The updates are structured to lower compliance expenses, minimise paperwork and reduce the processing timeline for vehicle type approval.

Under the updated framework, ARAI has established a Support Cell to assist manufacturers with documentation and pre-application design verification. The association has also introduced a website containing regulatory guidelines and simplified data templates, such as standardised variant lists and checklists, to address Worst-Case Selection Criteria.

Applicants must follow a three-level compliance architecture that incorporates physical safety verifications and mandatory video inspections.

The system enforces the Bus Body Code, implemented under the Motor Vehicles Act, 1988, and the Central Motor Vehicles Rules (CMVR), to standardise vehicle construction and safety metrics across the manufacturing sector. The rules require compliance with distinct Automotive Industry Standards (AIS):

  • AIS 052 (Rev.1): Governs structural requirements and design safety for all buses with a seating capacity of 13 passengers plus the driver (13+D) and above, as mandated by GSR 159 (E).
  • AIS 153: Sets safety criteria, fire protection rules, emergency exit locations, and passenger comfort standards for buses exceeding a 22-passenger capacity, excluding the driver (22+D).
  • Specialised Standards: Includes AIS-119 (Rev.1) for sleeper coaches and AIS-063 for school buses.

The operational updates follow a regulatory directive issued by the Ministry of Road Transport & Highways (MoRTH). Regional Transport Offices (RTOs) are restricted from registering new inter-city and sleeper buses until completed safety checklists are uploaded directly to the government’s VAHAN portal by manufacturers, body builders and inspecting officers.

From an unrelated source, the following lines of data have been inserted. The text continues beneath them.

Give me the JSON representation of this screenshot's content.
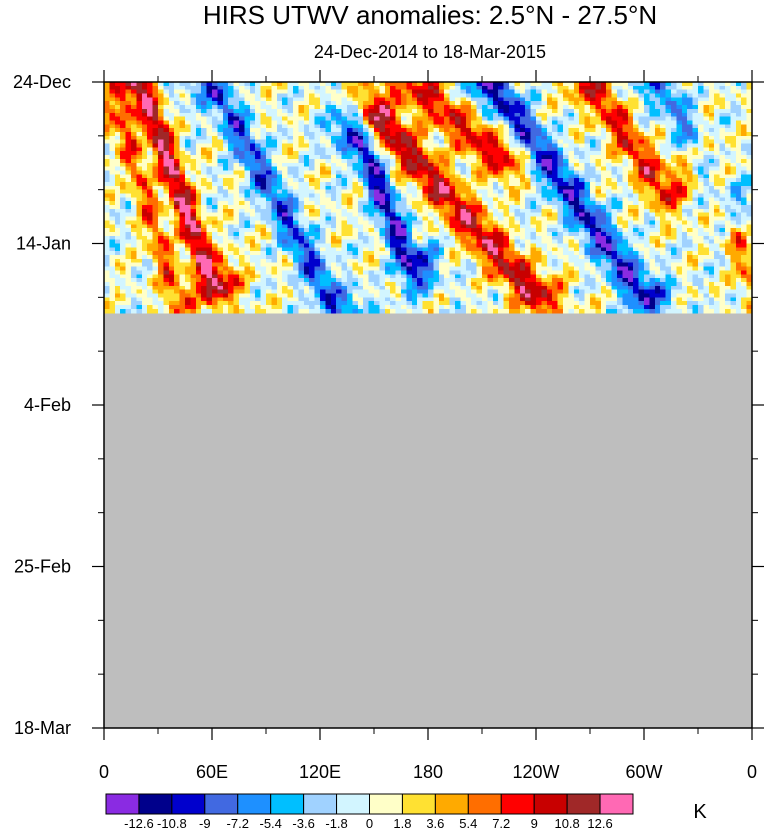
{
  "chart_data": {
    "type": "heatmap",
    "title": "HIRS UTWV anomalies: 2.5°N - 27.5°N",
    "subtitle": "24-Dec-2014 to 18-Mar-2015",
    "x_ticks": [
      "0",
      "60E",
      "120E",
      "180",
      "120W",
      "60W",
      "0"
    ],
    "x_tick_values": [
      0,
      60,
      120,
      180,
      240,
      300,
      360
    ],
    "x_range": [
      0,
      360
    ],
    "y_ticks": [
      "24-Dec",
      "14-Jan",
      "4-Feb",
      "25-Feb",
      "18-Mar"
    ],
    "y_tick_days": [
      0,
      21,
      42,
      63,
      84
    ],
    "y_range_days": [
      0,
      84
    ],
    "data_end_day": 30,
    "missing_color": "#bebebe",
    "colorbar": {
      "units": "K",
      "levels": [
        "-12.6",
        "-10.8",
        "-9",
        "-7.2",
        "-5.4",
        "-3.6",
        "-1.8",
        "0",
        "1.8",
        "3.6",
        "5.4",
        "7.2",
        "9",
        "10.8",
        "12.6"
      ],
      "colors": [
        "#8a2be2",
        "#00008b",
        "#0000cd",
        "#4169e1",
        "#1e90ff",
        "#00bfff",
        "#a0d2ff",
        "#d2f5ff",
        "#ffffc8",
        "#ffe132",
        "#ffaa00",
        "#ff6e00",
        "#ff0000",
        "#c80000",
        "#a02828",
        "#ff69b4"
      ]
    },
    "anomaly_features": [
      {
        "name": "warm band A",
        "start_lon": 20,
        "start_day": 0,
        "end_lon": 60,
        "end_day": 26,
        "peak": 13
      },
      {
        "name": "warm band B",
        "start_lon": 10,
        "start_day": 5,
        "end_lon": 40,
        "end_day": 28,
        "peak": 7
      },
      {
        "name": "cool band A",
        "start_lon": 60,
        "start_day": 0,
        "end_lon": 130,
        "end_day": 30,
        "peak": -9
      },
      {
        "name": "cool band B",
        "start_lon": 140,
        "start_day": 6,
        "end_lon": 170,
        "end_day": 24,
        "peak": -12
      },
      {
        "name": "warm band C",
        "start_lon": 150,
        "start_day": 4,
        "end_lon": 240,
        "end_day": 28,
        "peak": 11
      },
      {
        "name": "warm band D",
        "start_lon": 170,
        "start_day": 0,
        "end_lon": 220,
        "end_day": 10,
        "peak": 9
      },
      {
        "name": "cool band C",
        "start_lon": 215,
        "start_day": 0,
        "end_lon": 300,
        "end_day": 28,
        "peak": -11
      },
      {
        "name": "warm band E",
        "start_lon": 270,
        "start_day": 0,
        "end_lon": 310,
        "end_day": 14,
        "peak": 9
      },
      {
        "name": "cool band D",
        "start_lon": 310,
        "start_day": 0,
        "end_lon": 345,
        "end_day": 16,
        "peak": -7
      },
      {
        "name": "warm band F",
        "start_lon": 335,
        "start_day": 10,
        "end_lon": 360,
        "end_day": 26,
        "peak": 6
      }
    ]
  }
}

Dr Reji Mathai, Director, ARAI, said, “ARAI has always been committed to empowering ecosystem stakeholders be it legacy corporations, start-ups or MSMEs. We want to assist the bus body builders in their certification process at all stages including development and testing before they apply for certification. This will ensure that safety remains our utmost priority and consequently a reliable transport system for the public is built in our country. To encourage widespread adoption of these services, we have also introduced substantially optimised pricing structures. We aim to make it easier, faster and cost-effective for all stakeholders to uphold the best standards of passenger safety. The type approval cost had been drastically reduced to INR 1.4 million + GST, which is about 50 percent reduction from a normal case. Additionally, time for type approval process can be fast forwarded to anywhere between 60 days – 90 days, depending upon the readiness of the applicant.”

The revision limits the baseline type approval fee to INR 1.4 million plus GST for applications containing up to 100 vehicle variants, while the processing window has been adjusted to run between 60 and 90 days depending on initial applicant documentation.